Przy wymiarach 254,7 × 166,3 × 6,9 mm oraz masie 511 gramów Xiaomi Pad 5 nie jest tabletem ani dużym, ani tym bardziej ciężkim. Wrażenie robi przede wszystkim grubość zaledwie 6,9 mm. Wiele smartfonów wypada pod tym względem gorzej, co samo w sobie jest już imponujące. Dzięki temu urządzenie dobrze leży w dłoniach. Duże znaczenie odgrywa dobre wyważenie, które przekłada się na pewny chwyt, nawet jedną dłonią. Pomocne okazują się też krawędzie urządzenia, które są kwadratowe. Normalnie nie przepadam za tego typu designem, wyżej ceniąc sobie zaokrąglone kształty, ale w przypadku Xiaomi Pad 5 sprawdza się to doskonale.


Ramka urządzenia wykonana jest z aluminium, a tył to matowe tworzywo sztuczne. Całość sprawia wrażenie produktu premium. Bez wątpienia jest to sprzęt elegancki. Powiedziałbym nawet, że to w tym momencie jeden z najładniejszych tabletów na rynku. Wspominany tył, dzięki matowej powłoce, nie zbiera przesadnie odcisków palców, ale te są delikatnie widoczne. Gorzej jest na przodzie, gdzie większość powierzchni zajmuje 11-calowy ekran. Tutaj widać palec na palcu, ale to przecież normalne w przypadku urządzeń z dotykowym wyświetlaczem, tym bardziej tak dużym. Wystarczy ściereczka i problem znika. Nie mogę jednak oprzeć się wrażeniu, że chociaż ramki nie są grube, to jednak mogłyby troszkę cieńsze. Z pewnością tablet wyglądałoby dzięki temu jeszcze lepiej, ale nie będę przesadnie narzekał.

Xiaomi Pad 5 - opinie test recenzja

Na prawej krawędzi tabletu producent umieścił przyciski do regulowania głośności oraz dwa mikrofony. Uwagę zwraca też niewielki jasny pasek. Służy on do przyczepiania oraz ładowania rysika, który można dokupić osobno. Żałuję, że nie dostaliśmy go na testy, więc nie jestem w stanie zbyt wiele napisać na jego temat.
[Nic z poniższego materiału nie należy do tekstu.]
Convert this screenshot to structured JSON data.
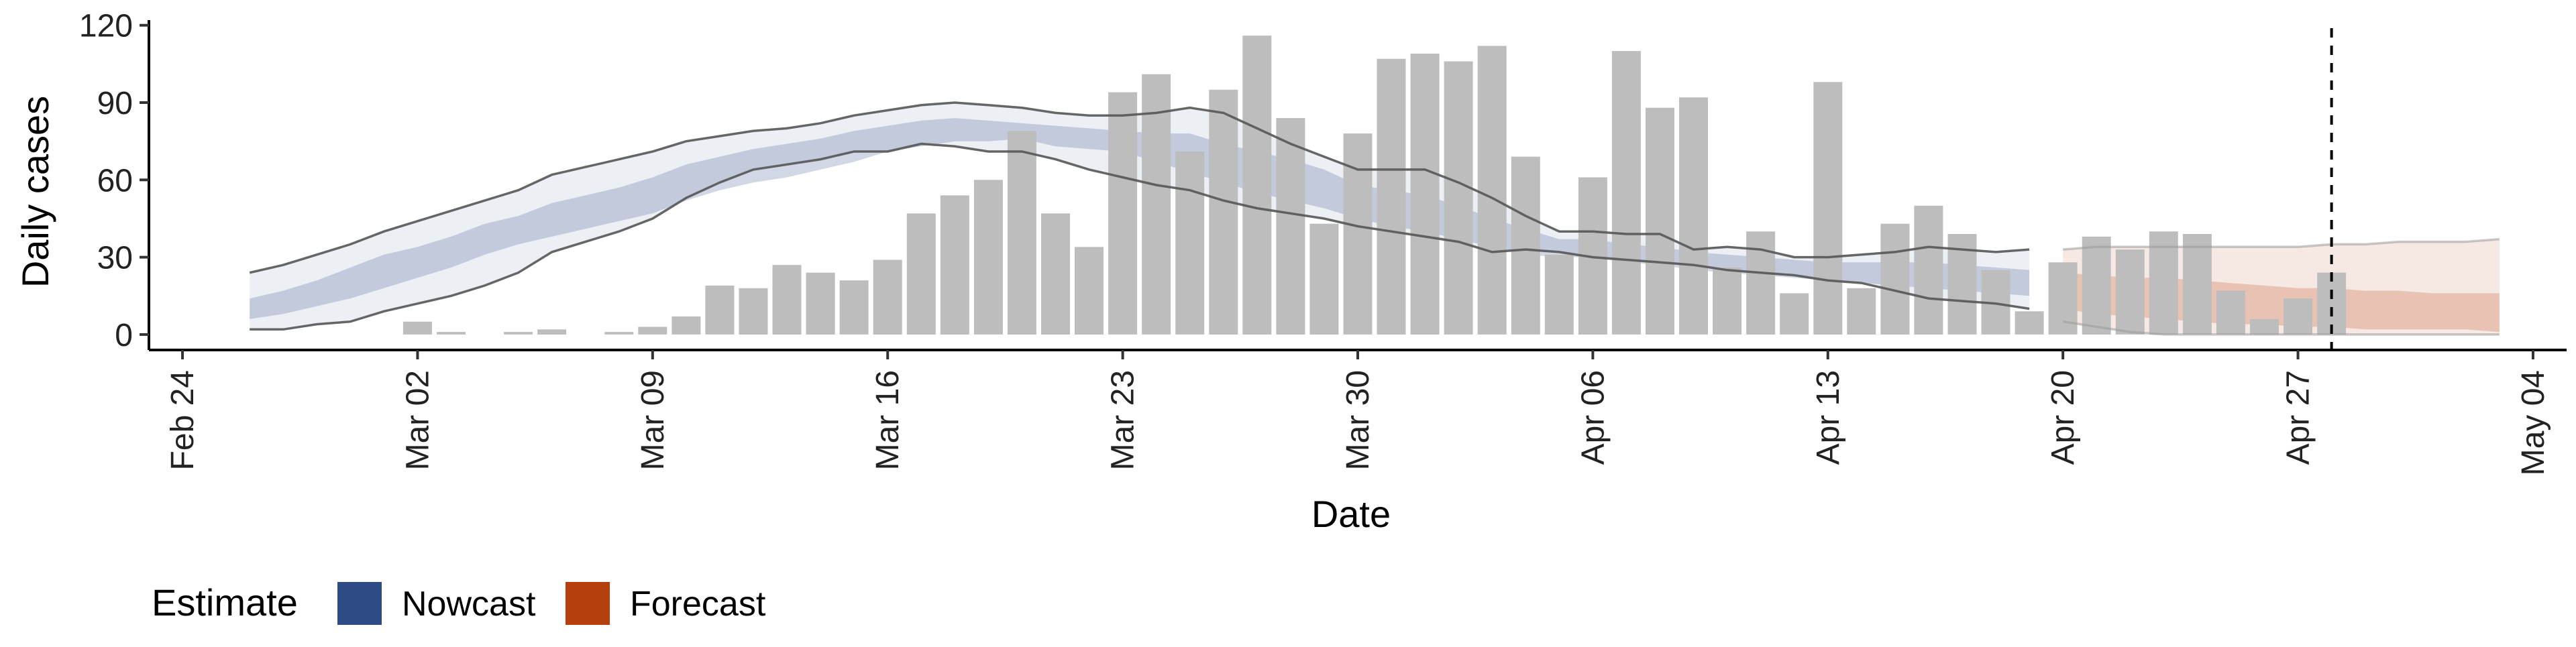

Lewa strona to z kolei trzy małe piny do ewentualnego podłączenia klawiatury magnetycznej. Górna krawędź to przycisk włączania oraz dwa małe grille na głośniki. Identyczne znajdują się na dolnej krawędzi, a między nimi kolejny mikrofon oraz złącze USB-C. Takie ułożenie głośników ma sporo sensu. Przecież filmy oglądamy głównie w trybie poziomy, a wtedy dźwięk dociera do naszych uszu po równi z każdej strony.


Nie sposób zapomnieć o kamerze, umieszczonej w prawym górnym rogu na tyle urządzenia (patrząc od przodu). Ta lekko wystaje nad obudowę, przez co – po odłożeniu tabletu na blat biurka czy stołu – ten lekko się chwieje. Nie jest to duży mankament, ale warto o tym wspomnieć. W ogólnym rozrachunku Xiaomi Pad 5 robi bardzo dobre wrażenie. Przypomina trochę iPada, ale chyba nie ma w tym nic złego. Wychodzę z założenia, że warto inspirować się najlepszymi, a akurat Apple na rynku tabletów przez długi czas nie miało sobie równych.